Years after his conquest of Mexico, Hernan Cortés returned to the royal court of Spain’s King Carlos V in 1528 bearing riches and an exotic chocolate drink made from cacao beans. Yet it was a simple object from the New World that truly mesmerized the Spanish conquistador’s fellow countrymen—a bouncy rubber ball.

The royal court sat spellbound as their darting eyes followed the gravity-defying rubber ball ricocheting between two teams of Aztecs demonstrating their indigenous game of ulama. Without using their hands or feet, the natives volleyed the ball back and forth with just their hips, knees and buttocks. The elastic orb pinballing between the players was nothing like the lifeless leather spheres filled with hair, feathers and air that the Europeans had used to play early versions of tennis, jai alai and football.

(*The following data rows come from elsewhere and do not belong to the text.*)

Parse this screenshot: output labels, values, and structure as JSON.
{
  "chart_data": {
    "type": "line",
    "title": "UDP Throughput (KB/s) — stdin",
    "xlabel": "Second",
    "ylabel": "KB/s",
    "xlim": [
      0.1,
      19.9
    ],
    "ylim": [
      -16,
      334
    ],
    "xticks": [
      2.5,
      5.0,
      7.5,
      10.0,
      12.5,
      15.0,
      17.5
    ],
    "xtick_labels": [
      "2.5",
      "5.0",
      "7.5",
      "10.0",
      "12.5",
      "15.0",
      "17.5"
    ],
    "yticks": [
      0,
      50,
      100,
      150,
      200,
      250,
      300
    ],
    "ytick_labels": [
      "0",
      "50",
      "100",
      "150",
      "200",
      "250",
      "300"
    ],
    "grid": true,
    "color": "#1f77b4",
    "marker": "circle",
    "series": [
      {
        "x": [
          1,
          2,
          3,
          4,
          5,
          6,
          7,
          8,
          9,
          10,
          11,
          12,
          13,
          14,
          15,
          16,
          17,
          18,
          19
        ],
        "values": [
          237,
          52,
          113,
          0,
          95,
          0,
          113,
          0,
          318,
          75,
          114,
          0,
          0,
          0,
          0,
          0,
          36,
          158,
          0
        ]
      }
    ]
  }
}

Little did the Spaniards transfixed by the ulama players and their kinetic ball realize they were witnessing a demonstration of one of the world’s oldest sports, which had originated more than 3,000 years earlier with the ancient Mesoamerican Olmecs, whose name translates in Nahuatl to “rubber people.” Archeologists working in Mexico and Central America have unearthed rubber balls dating back to 1600 B.C. as well as terra cotta figurines of ulama players from around 1200 B.C. Between Flagstaff, Arizona, in the north and Honduras in the south, archaeologists have discovered more than 1,500 ancient ulama ball courts used by the Olmecs and subsequent Mayan and Aztec civilizations.

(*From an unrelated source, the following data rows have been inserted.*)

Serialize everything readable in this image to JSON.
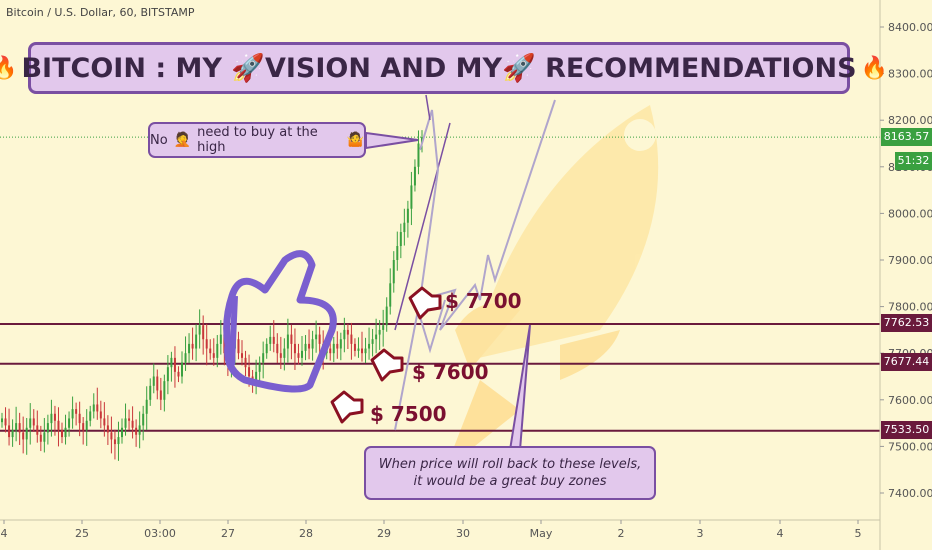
{
  "symbol": "Bitcoin / U.S. Dollar, 60, BITSTAMP",
  "banner": {
    "text": "BITCOIN : MY 🚀VISION AND MY🚀 RECOMMENDATIONS",
    "left_icon": "fire",
    "right_icon": "fire"
  },
  "callouts": {
    "high": {
      "prefix": "No",
      "text": "need to buy at the high"
    },
    "buy_zone": {
      "line1": "When price will roll back to these levels,",
      "line2": "it would be a great buy zones"
    }
  },
  "targets": [
    "$ 7700",
    "$ 7600",
    "$ 7500"
  ],
  "price_tags": {
    "current": "8163.57",
    "countdown": "51:32",
    "levels": [
      "7762.53",
      "7677.44",
      "7533.50"
    ]
  },
  "colors": {
    "background": "#fdf7d4",
    "level_line": "#6a1a3c",
    "banner_fill": "#e2c8ec",
    "banner_border": "#7a4fa2",
    "candle_up": "#3aa040",
    "candle_down": "#c8363a",
    "target_text": "#7a1030"
  },
  "chart_data": {
    "type": "candlestick",
    "y_axis": {
      "ticks": [
        "8400.00",
        "8300.00",
        "8200.00",
        "8100.00",
        "8000.00",
        "7900.00",
        "7800.00",
        "7700.00",
        "7600.00",
        "7500.00",
        "7400.00"
      ],
      "range": [
        7370,
        8450
      ]
    },
    "x_axis": {
      "labels": [
        "4",
        "25",
        "03:00",
        "27",
        "28",
        "29",
        "30",
        "May",
        "2",
        "3",
        "4",
        "5"
      ]
    },
    "levels": [
      7762.53,
      7677.44,
      7533.5
    ],
    "current_price": 8163.57,
    "candles_close": [
      7560,
      7545,
      7520,
      7535,
      7550,
      7530,
      7515,
      7540,
      7560,
      7545,
      7525,
      7510,
      7530,
      7550,
      7570,
      7555,
      7535,
      7520,
      7540,
      7560,
      7580,
      7570,
      7550,
      7535,
      7555,
      7575,
      7590,
      7575,
      7560,
      7545,
      7530,
      7515,
      7505,
      7520,
      7540,
      7560,
      7555,
      7540,
      7525,
      7545,
      7570,
      7600,
      7630,
      7650,
      7620,
      7600,
      7640,
      7670,
      7690,
      7660,
      7650,
      7680,
      7700,
      7720,
      7710,
      7740,
      7760,
      7730,
      7710,
      7700,
      7690,
      7720,
      7740,
      7700,
      7680,
      7710,
      7730,
      7700,
      7690,
      7670,
      7650,
      7640,
      7660,
      7680,
      7700,
      7720,
      7735,
      7720,
      7700,
      7690,
      7710,
      7740,
      7720,
      7700,
      7690,
      7705,
      7720,
      7710,
      7730,
      7740,
      7720,
      7700,
      7710,
      7700,
      7720,
      7710,
      7730,
      7750,
      7740,
      7720,
      7705,
      7710,
      7700,
      7710,
      7720,
      7730,
      7740,
      7750,
      7760,
      7800,
      7850,
      7900,
      7930,
      7960,
      7980,
      8010,
      8060,
      8100,
      8150,
      8163.57
    ]
  }
}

Ulama ball courts featured narrow alleys flanked on the sides by sloping stone walls and wider end zones on each extremity. As author John Fox describes in “The Ball: Discovering the Object of the Game,” ulama was played under various rules in different regions and eras, but in general teams of up to seven players scored points when the opponent failed to return the ball as in tennis or if the ball was driven past an opponent’s end zone as in American football. Some ball courts also included vertical stone rings about 10 feet off the ground through which the ball could be struck to score points.

In some ulama games the stakes were truly high—and it had nothing to do with wagering. Playing fields were consecrated to the gods, and occasionally losers could be ritually decapitated as shown by reliefs at ball courts found at Chichen Itza and elsewhere that depict skulls and beheadings.

The Spanish, who increasingly viewed ulama as a heathen pastime, banned the sport in 1585. Today, ulama survives in only a few isolated pockets of rural Mexico, such as in the province of Sinaloa, but its legacy surrounds us. The rubber ball that captivated Europe five centuries ago continues to enthrall us. From tennis to basketball to soccer, rubber is an essential element of the balls used today to play the world’s major sports.